No worries. Just be sure to introduce carbs slowly back into your diet when you are done with CKD or you will gain fat quickly.

I learnt that the hard way ha. Went straight from 2000 cals CKD to 3000 cals Carb Cycling, 6 months later and I was 15kg heavier. Oops


----------



## sawyer1 (May 16, 2012)

cheers fellas! tomoz... im going ****ing wild lmao .... tbh keto diet is frikkin awesome! .... cud stay on it for the rest of my life.... when i hit my goal i intened to do it for ever and have a carb up day once a week....


----------



## Bull Terrier (May 14, 2012)

anab0lic said:


> You don't need to carb up at all if you are running a keto diet properly....

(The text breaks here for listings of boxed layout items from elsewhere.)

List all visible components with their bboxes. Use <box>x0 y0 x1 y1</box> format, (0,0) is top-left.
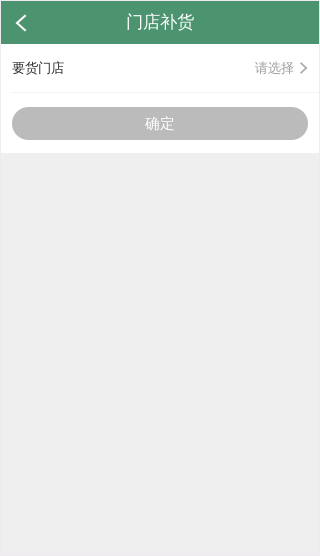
staticText: 门店补货 <box>126 11 194 33</box>
button[interactable]: Back <box>0 0 41 44</box>
button[interactable]: 要货门店 <box>0 44 320 92</box>
button[interactable]: 确定 <box>12 107 308 140</box>
staticText: 要货门店 <box>12 60 64 76</box>
staticText: 确定 <box>145 114 175 132</box>
staticText: 请选择 <box>255 60 294 76</box>
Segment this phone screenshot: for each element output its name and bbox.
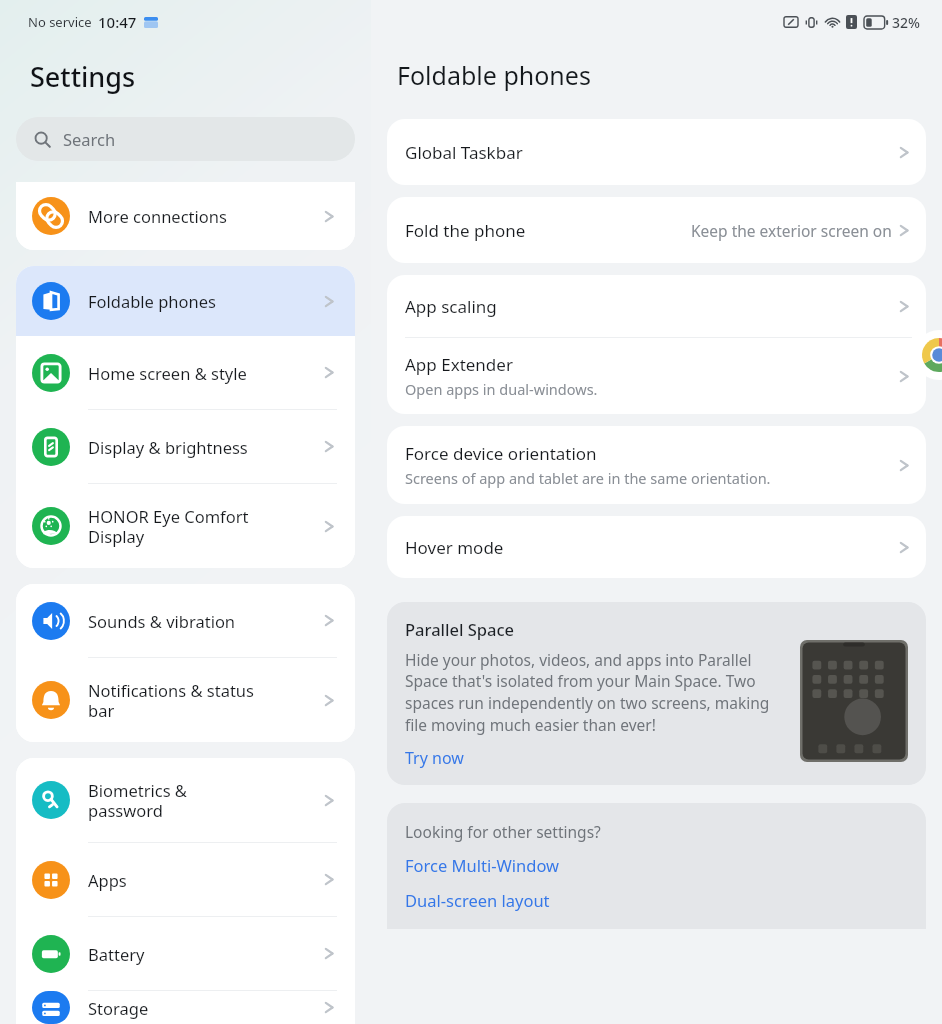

Can you explain that a bit better?


----------



## Matt 1 (May 8, 2010)

anab0lic said:


> You don't need to carb up at all if you are running a keto diet properly....


True, if you get enough fats in, you shouldn't feel tired

I think its good to carb up though, reset the body, shock it abit


----------



## Thunderstruck (Sep 20, 2010)

From my knowledge if your doing keto then theres no carb up but if you have a carb up day then i believe what you are doing sir is a ckd diet.

Yes thats right, ive been reading. :thumb:


----------